A 2011 campaign with the Yankees and a 2012 with the Pirates yielded no chances for the reliever to return to Major League Baseball. Kensing pitched decently in those years, but it wouldn't be until his time with the Rockies that he would get that chance. After finally getting to join the Sky Sox when closer Josh Sullivan was injured in late April, Kensing took over the role and flourished. Kensing had also served as closer for the 2009 Nationals AAA team in Syracuse, and his 2013 with Colorado Springs had been his best season since.

The Rockies purchased Kensing to the 40-man roster on June 16th, after a series of changes to their pitching staff had left the team in need of reinforcements. Rafael Betancourt had recently re-injured himself, and Chris Volstad was proving ineffective at eating innings beneath a labored starting staff that saw Juan Nicasio losing effectiveness and Jon Garland let go in favor of Jeff Francis' return from the DL (which would also go unfavorably, and lead to his demotion). Kensing replaced Volstad in the pen, but did not pitch in the game at home against the Phillies.

The team traveled to Toronto following the game. Kensing finally got the chance to appear in the eighth inning of final game of the Blue Jays series, in which the Rockies trailed 5-2. It was Kensing's first career appearance in Toronto. Josh Outman had struck out Colby Rasmus to begin the inning, and Kensing was brought in to face J.P. Arencibia. He walked his first batter on eight pitches, but Arencibia would be caught stealing in the middle of Kensing's battle with Maicer Izturis. Izturis fought, staying alive through a seven pitch at bat featuring just one ball allowed. Kensing finally won the battle with a swinging strikeout. The Rockies did not come back in the ninth, and lost the game.

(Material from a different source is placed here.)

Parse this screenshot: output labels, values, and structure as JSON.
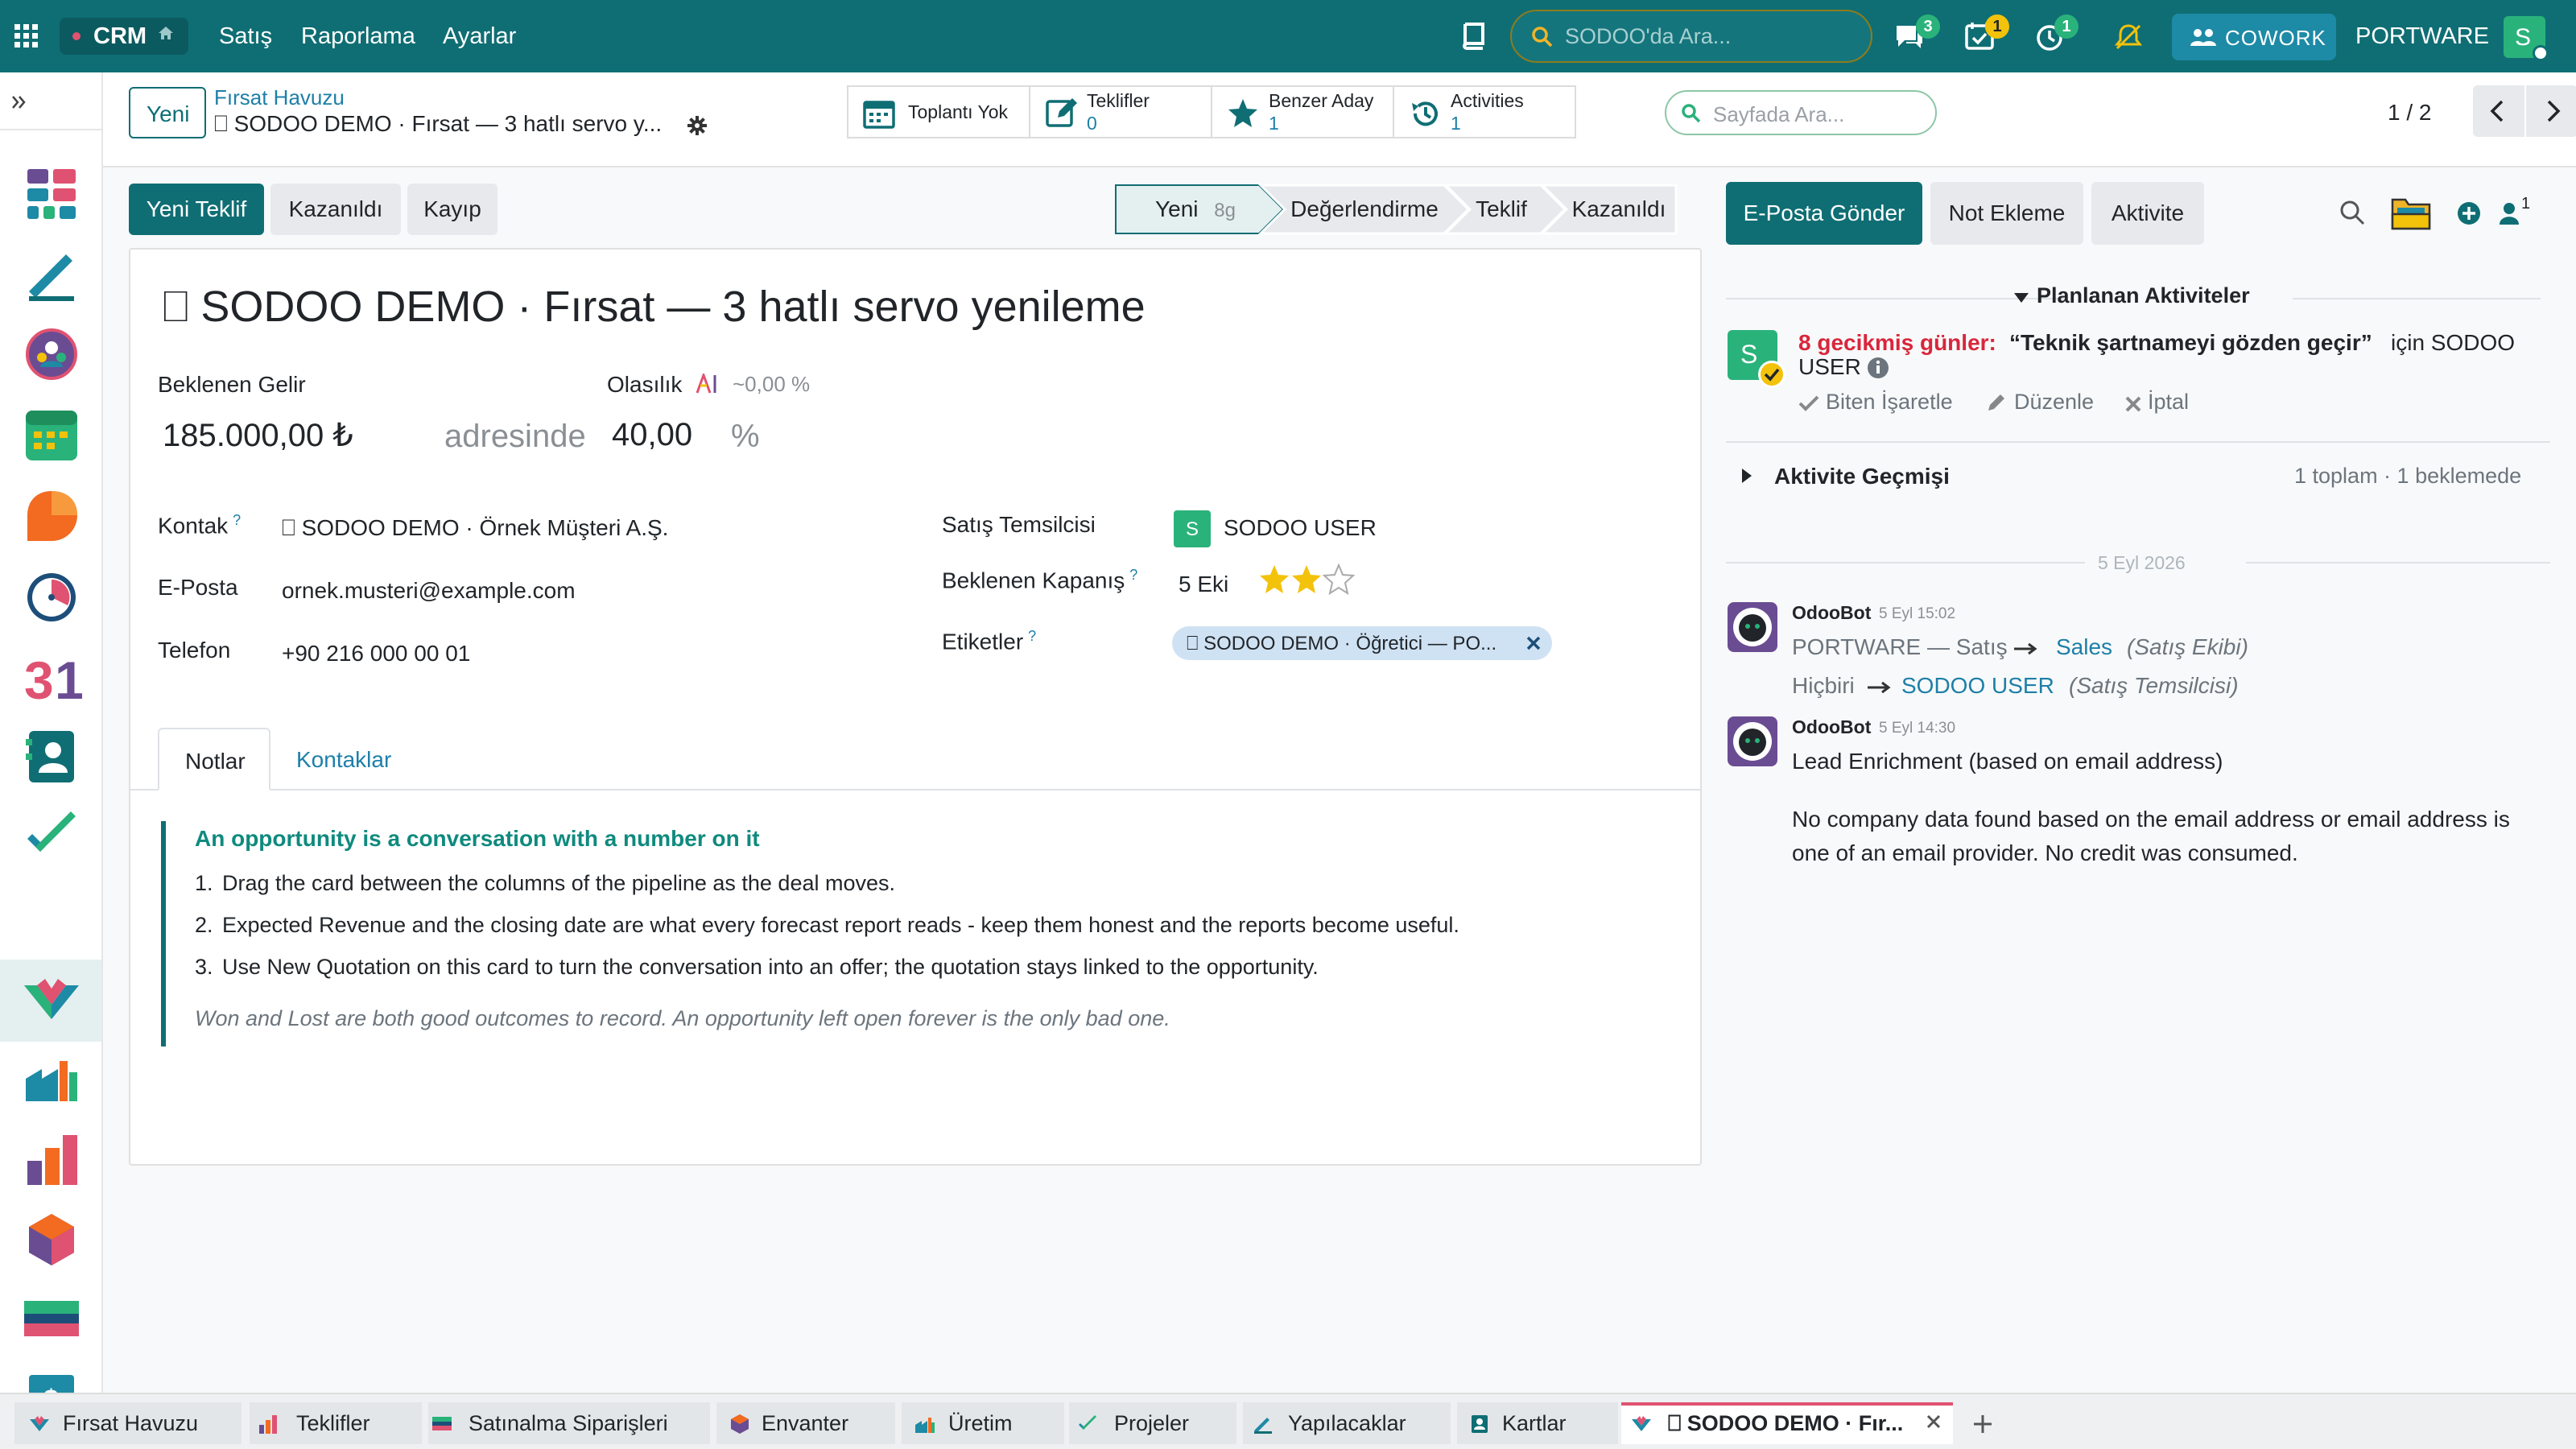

This would be the end of Kensing's time with the Rockies. He made the trip with the team to his former home in Washington, but did not get into a game. He was designated for assignment mid-series, making room for the Rockies to temporarily ditch their eight-man bullpen and give Corey Dickerson a promotion to the majors. Kensing cleared waivers, and accepted assignment back to the Sky Sox, where he would remain for the rest of the season.

Kensing's AAA season saw some fairly career normal numbers. His K/9 was a tad higher than normal, and his BB/9 a tad lower. His biggest accomplishment may have been the diminished home run rate in the PCL environment, which was something Kensing typically had trouble with in his career.

2013 Grade: B (N/A)?

Kensing's grade with the Rockies is pretty much irrelevant, but I assign his grade a B with the organization as a whole. He didn't get a chance to help the MLB team much this year, but he presented a solid option if things had turned out differently. This was the best in a set of now three MiLB stints, and Kensing might be poised better than in quite some time to make a run at being a MLB piece.


Having been outrighted midseason, Kensing was already granted his chance to elect MiLB free agency, which he predictably did. Kensing's 2013 campaign probably doesn't have enough MLB content to bid for a major league contract anywhere, but he should have no trouble finding a non-roster spot in a MLB camp next Spring. Will it be with the Rockies? Probably not, but not impossible. The fact that Kensing accepted his assignment in June suggests Kensing liked it here, and wanted a chance to make it back up with us rather than somewhere else. That said, MiLB guys like this are professional system-hoppers. Players like him can be a Spring Training depth fit for basically any team in any condition, and it's conceivable that he could end up with any of the other 29 teams with just as much ease as he could return here.